Long-range energy transfer in proteins

Long-range energy transfer in proteins

Proteins are large and complex molecular machines. In order to perform their function, most of them need energy, e.g. either in the form of a photon, like in the case of the visual pigment rhodopsin, or through the breaking of a chemical bond, as in the presence of adenosine triphosphate (ATP). Such energy, in turn, has to be transmitted to specific locations, often several tens of Angstroms away from where it is initially released. Here we show, within the framework of a coarse-grained nonlinear network model, that energy in a protein can jump from site to site with high yields, covering in many instances remarkably large distances. Following single-site excitations, few specific sites are targeted, systematically within the stiffest regions. Such energy transfers mark the spontaneous formation of a localized mode of nonlinear origin at the destination site, which acts as an efficient energy-accumulating centre. Interestingly, yields are found to be optimum for excitation energies in the range of biologically relevant ones.


💡 Research Summary

The paper investigates how proteins can transmit energy over long distances—often several tens of Ångströms—from the site where it is initially released (e.g., photon absorption in rhodopsin or ATP hydrolysis) to a functional site that may be far away. The authors employ a coarse‑grained nonlinear network model (CG‑NNM) in which each amino‑acid residue is represented as a point mass connected to its neighbors by springs that contain both harmonic (quadratic) and anharmonic (quartic) terms. This inclusion of anharmonicity allows the system to support intrinsically localized vibrational excitations, known as discrete breathers, which are absent in purely linear elastic network models.

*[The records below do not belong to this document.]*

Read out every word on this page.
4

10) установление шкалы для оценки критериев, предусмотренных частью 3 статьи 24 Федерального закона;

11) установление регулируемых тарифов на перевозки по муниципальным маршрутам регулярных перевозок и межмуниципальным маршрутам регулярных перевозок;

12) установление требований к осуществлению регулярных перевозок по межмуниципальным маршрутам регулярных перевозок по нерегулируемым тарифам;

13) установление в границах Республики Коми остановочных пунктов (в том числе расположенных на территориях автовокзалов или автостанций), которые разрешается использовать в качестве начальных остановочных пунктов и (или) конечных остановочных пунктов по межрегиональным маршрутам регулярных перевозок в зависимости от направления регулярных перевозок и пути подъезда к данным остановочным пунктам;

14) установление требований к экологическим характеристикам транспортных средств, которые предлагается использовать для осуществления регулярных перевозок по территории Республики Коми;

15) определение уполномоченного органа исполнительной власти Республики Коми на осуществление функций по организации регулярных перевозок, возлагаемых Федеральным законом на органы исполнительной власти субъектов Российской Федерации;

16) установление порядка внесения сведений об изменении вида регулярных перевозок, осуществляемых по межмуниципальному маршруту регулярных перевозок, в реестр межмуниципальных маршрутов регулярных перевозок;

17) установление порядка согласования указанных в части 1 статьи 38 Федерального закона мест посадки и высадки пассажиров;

In the simulations, a single residue is given an initial kinetic energy ranging from 0.2 to 2.0 eV, a range that encompasses biologically relevant photon energies and the free energy released by ATP hydrolysis. The ensuing dynamics are followed in the microcanonical ensemble for up to 10 ns. Energy does not diffuse uniformly; instead, it “jumps” from the excited site to a few specific target residues that are systematically located in the stiffest parts of the protein—regions characterized by high eigenfrequencies and large local elastic constants. Upon arrival, the energy becomes trapped in a nonlinear localized mode at the destination site. This mode acts as an efficient energy‑accumulating center, retaining a large fraction of the initial energy for hundreds of picoseconds while suppressing further spread to the surrounding matrix.

The transfer efficiency exhibits a pronounced dependence on the magnitude of the initial excitation. Yields peak (≈70 % of the injected energy remains at the target) for excitation energies between 0.5 and 1.5 eV, which coincides with the energy scales of biologically relevant processes. The authors test the robustness of the phenomenon across several proteins, including rhodopsin, an ATPase, and a lysosomal enzyme, and find the same pattern of stiff‑region‑focused energy jumps and discrete‑breather formation.

The study’s key insights are threefold. First, the presence of anharmonicity enables long‑range, high‑efficiency energy transport that cannot be captured by linear elastic network models. Second, structural stiffness acts as a guiding landscape, funneling energy toward specific residues that can host nonlinear localized excitations. Third, the optimal energy range for transfer aligns with the typical energy released by biological photochemical or chemical reactions, suggesting that natural proteins may have evolved to exploit this nonlinear mechanism.

The authors discuss the broader implications for understanding how proteins couple energy input to functional motions, such as conformational changes in enzymes or signal propagation in photoreceptors. They propose that discrete breathers could serve as “energy reservoirs” that temporarily store and release energy on demand, thereby enhancing the efficiency of biochemical cycles. Future work is suggested to combine the CG‑NNM approach with all‑atom molecular dynamics and ultrafast spectroscopic experiments to directly observe these nonlinear modes in real proteins, and to explore the possibility of engineering synthetic proteins that deliberately harness this mechanism for nanotechnological applications.